No livro, Adelino Cunha faz perguntas e lança pistas sobre as circunstâncias da detenção, mais concretamente sobre como a PIDE montou e levou a cabo uma ampla operação em Lisboa e na Nazaré que conduziu à prisão de Fogaça. E entre as perguntas que coloca está a hipótese de ele ter sido vítima de delação por parte de camaradas de partido. Uma dúvida que perdura há décadas e ainda hoje permanece sem resposta. Até porque, como Adelino Cunha desenvolve, a sua presença na Nazaré “era do conhecimento de várias pessoas”.

Na sequência desta prisão, Fogaça é suspenso do PCP e posteriormente expulso, sob acusação de pôr em risco a organização clandestina do partido. E, quando a 4 de Dezembro de 1961, fogem de Caxias, no Chrysler de Salazar, José Magro, Francisco Miguel, Domingos Abrantes, António Gervásio, Guilherme de Carvalho, Ilídio Esteves, Rolando Verdial e António Tereso, Fogaça é deixado para trás, quando um ano antes era o principal membro do secretariado do PCP e o seu líder na prática. É, aliás, transferido para o forte-prisão de Peniche, em castigo pela fuga efectuada pelos seus camaradas.

“A importância da homossexualidade no processo de expulsão de Júlio Fogaça tornou-se relevante na exacta medida em que o seu papel político se transformou em apostasia”, afirma Adelino Cunha, que considera, porém, que “a suspensão, a expulsão e o apagamento de Júlio Fogaça pelo PCP na sua história estarão mais baseados na inflexões estratégicas que implementou no PCP e na disputa política com Álvaro Cunhal e menos nas opções sexuais.” O autor defende mesmo que “foi o abandono na prisão de Caxias na fuga colectiva de 1961, a falta de transparência em todo o processo e expulsão e a progressiva desmemorização da sua história do PCP que criaram a percepção de que a decisão política se fundamentou no preconceito e na intolerância.”

Afrontar Cunhal

De facto, o pecado maior cometido por Fogaça foi ter ombreado com Cunhal na disputa pelo poder e pela liderança do PCP, defendendo uma linha política e uma estratégia de alianças diferente. Ambos são da mesma geração – Cunhal tinha menos seis anos de idade -, e chegam ao PCP no mesmo movimento de adesão aos ideias da revolução russa de 1917.

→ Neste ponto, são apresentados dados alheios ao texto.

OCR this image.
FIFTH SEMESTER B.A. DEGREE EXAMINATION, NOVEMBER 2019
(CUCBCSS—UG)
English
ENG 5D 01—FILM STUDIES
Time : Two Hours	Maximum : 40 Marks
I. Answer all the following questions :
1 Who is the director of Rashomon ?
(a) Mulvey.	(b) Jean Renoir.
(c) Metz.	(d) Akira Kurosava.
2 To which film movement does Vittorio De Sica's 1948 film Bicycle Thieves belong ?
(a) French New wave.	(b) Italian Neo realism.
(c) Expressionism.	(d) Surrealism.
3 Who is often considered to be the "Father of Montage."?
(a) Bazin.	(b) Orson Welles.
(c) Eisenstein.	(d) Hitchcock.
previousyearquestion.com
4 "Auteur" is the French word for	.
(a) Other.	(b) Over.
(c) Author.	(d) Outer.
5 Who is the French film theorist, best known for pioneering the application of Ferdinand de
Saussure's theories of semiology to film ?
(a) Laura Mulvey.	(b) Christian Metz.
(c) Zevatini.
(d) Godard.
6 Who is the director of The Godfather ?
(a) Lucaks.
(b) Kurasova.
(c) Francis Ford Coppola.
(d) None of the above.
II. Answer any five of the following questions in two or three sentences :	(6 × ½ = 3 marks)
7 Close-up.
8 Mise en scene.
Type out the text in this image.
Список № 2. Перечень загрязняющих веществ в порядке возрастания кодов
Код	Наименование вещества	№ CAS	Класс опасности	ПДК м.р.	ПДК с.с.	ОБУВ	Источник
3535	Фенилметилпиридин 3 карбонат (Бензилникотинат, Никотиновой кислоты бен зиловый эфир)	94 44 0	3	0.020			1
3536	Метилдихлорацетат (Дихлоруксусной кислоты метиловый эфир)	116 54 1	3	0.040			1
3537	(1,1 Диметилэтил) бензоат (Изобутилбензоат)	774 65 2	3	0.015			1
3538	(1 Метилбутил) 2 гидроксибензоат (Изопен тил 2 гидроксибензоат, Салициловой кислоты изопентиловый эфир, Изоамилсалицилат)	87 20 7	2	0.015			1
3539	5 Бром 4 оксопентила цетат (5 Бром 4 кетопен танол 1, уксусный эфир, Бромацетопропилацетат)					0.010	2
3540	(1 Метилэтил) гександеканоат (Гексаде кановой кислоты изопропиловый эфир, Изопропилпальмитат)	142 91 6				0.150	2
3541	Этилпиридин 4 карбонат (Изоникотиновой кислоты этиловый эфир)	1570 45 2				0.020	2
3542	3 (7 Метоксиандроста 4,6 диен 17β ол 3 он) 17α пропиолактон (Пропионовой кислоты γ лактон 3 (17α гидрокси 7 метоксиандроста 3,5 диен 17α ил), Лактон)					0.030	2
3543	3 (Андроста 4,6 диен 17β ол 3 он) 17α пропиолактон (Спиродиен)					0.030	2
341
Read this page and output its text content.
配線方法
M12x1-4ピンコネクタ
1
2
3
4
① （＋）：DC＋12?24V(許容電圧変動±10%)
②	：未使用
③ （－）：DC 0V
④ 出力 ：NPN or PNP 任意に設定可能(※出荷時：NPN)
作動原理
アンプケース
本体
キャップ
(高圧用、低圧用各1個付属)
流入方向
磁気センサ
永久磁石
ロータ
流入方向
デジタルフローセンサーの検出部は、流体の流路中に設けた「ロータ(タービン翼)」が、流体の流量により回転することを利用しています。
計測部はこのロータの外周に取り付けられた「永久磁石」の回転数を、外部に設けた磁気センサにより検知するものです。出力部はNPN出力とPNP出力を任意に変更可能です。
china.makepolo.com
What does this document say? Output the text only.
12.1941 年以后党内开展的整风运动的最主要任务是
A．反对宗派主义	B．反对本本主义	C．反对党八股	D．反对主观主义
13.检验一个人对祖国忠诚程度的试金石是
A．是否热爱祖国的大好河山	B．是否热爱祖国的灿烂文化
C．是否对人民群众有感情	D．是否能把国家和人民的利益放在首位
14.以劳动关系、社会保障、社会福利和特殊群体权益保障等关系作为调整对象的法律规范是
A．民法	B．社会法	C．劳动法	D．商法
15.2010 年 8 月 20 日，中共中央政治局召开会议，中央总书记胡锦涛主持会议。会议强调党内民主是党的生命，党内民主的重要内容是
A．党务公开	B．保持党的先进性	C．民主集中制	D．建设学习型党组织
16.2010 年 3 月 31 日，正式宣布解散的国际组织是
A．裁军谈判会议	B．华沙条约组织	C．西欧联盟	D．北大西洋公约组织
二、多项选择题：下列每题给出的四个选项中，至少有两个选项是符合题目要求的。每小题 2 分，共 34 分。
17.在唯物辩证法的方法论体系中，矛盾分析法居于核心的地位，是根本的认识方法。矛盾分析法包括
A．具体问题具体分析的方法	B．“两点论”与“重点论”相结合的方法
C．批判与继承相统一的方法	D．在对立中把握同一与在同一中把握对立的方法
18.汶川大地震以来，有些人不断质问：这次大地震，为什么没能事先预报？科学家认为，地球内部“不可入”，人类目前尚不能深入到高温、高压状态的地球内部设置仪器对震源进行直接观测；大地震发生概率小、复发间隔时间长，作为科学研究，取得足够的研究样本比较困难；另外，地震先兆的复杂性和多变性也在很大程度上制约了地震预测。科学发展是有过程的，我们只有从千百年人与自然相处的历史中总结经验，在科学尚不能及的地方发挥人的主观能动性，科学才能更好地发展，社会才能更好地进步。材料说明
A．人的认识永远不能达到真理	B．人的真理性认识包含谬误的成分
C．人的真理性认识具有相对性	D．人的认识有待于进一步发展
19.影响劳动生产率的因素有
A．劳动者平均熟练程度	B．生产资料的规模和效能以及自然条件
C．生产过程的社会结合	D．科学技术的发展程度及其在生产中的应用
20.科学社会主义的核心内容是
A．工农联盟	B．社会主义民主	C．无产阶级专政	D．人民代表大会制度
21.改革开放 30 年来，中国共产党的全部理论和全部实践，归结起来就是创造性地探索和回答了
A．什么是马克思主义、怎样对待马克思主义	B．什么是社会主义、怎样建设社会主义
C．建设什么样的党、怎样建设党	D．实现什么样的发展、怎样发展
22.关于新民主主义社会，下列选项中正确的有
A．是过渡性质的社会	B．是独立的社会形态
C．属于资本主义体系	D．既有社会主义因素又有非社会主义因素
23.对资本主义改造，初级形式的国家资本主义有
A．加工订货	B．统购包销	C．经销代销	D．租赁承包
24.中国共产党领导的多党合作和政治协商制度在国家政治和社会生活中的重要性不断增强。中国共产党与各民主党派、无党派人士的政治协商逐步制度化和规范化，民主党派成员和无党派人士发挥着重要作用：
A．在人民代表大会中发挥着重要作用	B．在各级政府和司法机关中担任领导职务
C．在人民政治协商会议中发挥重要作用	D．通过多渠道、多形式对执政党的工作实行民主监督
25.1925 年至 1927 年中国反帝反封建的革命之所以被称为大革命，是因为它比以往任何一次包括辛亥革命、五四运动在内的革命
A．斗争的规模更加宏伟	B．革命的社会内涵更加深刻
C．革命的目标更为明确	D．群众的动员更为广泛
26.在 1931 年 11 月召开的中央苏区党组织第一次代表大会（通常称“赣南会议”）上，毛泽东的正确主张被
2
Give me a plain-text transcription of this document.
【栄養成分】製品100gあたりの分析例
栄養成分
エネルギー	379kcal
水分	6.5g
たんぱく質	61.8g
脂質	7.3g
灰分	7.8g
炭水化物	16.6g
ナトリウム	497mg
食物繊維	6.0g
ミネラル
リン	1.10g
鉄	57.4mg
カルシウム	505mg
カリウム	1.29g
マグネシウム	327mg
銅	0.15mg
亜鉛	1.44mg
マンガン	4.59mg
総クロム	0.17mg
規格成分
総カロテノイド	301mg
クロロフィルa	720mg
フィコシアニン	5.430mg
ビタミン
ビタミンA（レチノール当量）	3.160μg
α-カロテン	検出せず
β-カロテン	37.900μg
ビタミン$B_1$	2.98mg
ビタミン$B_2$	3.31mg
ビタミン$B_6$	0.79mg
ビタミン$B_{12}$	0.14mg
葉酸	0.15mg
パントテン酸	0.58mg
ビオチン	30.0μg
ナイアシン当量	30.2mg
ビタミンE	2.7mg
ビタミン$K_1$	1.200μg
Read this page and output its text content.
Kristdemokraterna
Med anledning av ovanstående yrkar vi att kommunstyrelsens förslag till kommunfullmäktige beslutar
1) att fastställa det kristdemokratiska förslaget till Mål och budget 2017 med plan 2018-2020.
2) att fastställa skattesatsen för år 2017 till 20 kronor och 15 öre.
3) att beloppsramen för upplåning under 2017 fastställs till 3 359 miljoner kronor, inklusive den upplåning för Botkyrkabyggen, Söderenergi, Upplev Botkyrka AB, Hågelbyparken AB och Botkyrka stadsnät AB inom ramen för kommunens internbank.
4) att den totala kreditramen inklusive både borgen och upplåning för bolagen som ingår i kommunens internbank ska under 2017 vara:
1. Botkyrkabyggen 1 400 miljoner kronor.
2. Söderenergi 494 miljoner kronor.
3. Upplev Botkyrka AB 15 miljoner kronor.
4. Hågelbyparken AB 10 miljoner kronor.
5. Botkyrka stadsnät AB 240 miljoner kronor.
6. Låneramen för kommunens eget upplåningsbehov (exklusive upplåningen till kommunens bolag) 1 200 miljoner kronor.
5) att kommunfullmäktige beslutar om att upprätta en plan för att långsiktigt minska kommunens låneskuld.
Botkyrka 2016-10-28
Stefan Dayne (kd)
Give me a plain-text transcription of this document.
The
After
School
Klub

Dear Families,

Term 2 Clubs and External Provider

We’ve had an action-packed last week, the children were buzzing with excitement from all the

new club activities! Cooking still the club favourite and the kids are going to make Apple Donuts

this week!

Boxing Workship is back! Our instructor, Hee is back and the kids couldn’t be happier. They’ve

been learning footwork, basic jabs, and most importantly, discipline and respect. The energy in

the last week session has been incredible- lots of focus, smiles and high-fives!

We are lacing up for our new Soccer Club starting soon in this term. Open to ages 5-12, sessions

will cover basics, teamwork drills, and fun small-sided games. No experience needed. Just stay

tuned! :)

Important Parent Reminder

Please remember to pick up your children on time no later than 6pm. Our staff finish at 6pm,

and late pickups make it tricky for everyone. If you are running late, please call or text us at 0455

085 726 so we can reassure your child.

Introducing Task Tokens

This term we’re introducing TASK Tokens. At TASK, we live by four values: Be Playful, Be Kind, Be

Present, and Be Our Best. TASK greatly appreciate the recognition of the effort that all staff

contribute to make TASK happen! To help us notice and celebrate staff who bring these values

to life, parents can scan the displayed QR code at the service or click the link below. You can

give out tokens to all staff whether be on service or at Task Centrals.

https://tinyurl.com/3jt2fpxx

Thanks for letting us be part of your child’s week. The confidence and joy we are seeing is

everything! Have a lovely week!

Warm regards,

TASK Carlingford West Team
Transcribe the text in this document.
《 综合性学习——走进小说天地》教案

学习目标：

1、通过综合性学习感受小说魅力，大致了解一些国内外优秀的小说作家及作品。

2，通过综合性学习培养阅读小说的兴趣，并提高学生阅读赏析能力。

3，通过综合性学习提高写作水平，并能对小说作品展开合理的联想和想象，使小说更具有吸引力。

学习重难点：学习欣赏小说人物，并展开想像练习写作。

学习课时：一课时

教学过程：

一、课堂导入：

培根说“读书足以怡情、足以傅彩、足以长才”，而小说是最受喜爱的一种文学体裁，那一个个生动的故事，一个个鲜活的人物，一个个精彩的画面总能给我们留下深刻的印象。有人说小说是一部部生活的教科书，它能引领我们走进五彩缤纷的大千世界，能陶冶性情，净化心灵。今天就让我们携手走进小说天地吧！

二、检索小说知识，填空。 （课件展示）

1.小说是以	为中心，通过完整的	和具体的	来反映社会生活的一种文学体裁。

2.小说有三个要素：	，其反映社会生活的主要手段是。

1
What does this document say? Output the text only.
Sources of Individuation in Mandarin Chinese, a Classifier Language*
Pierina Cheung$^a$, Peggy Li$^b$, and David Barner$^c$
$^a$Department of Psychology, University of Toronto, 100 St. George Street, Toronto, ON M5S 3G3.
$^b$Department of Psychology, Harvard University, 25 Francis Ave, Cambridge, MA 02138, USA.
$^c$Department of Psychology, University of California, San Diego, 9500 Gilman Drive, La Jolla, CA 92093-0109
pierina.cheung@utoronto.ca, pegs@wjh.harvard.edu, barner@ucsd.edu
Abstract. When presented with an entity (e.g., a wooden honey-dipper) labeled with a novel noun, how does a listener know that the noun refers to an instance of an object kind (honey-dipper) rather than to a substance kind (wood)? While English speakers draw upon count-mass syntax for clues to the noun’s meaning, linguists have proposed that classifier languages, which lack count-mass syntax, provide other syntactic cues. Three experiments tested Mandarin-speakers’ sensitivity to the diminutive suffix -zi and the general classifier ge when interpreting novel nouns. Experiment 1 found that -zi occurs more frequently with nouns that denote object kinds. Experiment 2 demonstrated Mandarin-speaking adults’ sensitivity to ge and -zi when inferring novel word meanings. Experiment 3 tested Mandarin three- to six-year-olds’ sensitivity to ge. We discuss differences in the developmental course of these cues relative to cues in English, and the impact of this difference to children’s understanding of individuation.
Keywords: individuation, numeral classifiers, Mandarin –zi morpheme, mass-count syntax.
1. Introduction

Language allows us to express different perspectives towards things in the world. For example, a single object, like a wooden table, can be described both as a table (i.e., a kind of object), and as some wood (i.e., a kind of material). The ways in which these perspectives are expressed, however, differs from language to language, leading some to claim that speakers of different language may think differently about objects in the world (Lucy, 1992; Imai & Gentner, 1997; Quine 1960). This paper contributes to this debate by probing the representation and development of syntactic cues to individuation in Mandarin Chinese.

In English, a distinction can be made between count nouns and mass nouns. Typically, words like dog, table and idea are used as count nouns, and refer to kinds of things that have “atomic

“Tornaram-se discípulos de Bento Gonçalves, partilharam o poder e passaram a disputá-lo após a morte prematura do mestre” falecido no Tarrafal em 1942. “É a ligação a Bento Gonçalves que o projecta na ascensão partidária, aliás, é o secretário-geral que o indigita para liderar a Reorganização do PCP entre 1940-41”, quando Fogaça é libertado do Tarrafal em 1940. O movimento de reconstrução e redefinição política do PCP em linha com o Partido Comunista da União Soviética (PCUS) é assim liderada por Fogaça, contra o secretariado à época, formado por Vasco de Carvalho, Cansado Gonçalves e Francisco Sacavém.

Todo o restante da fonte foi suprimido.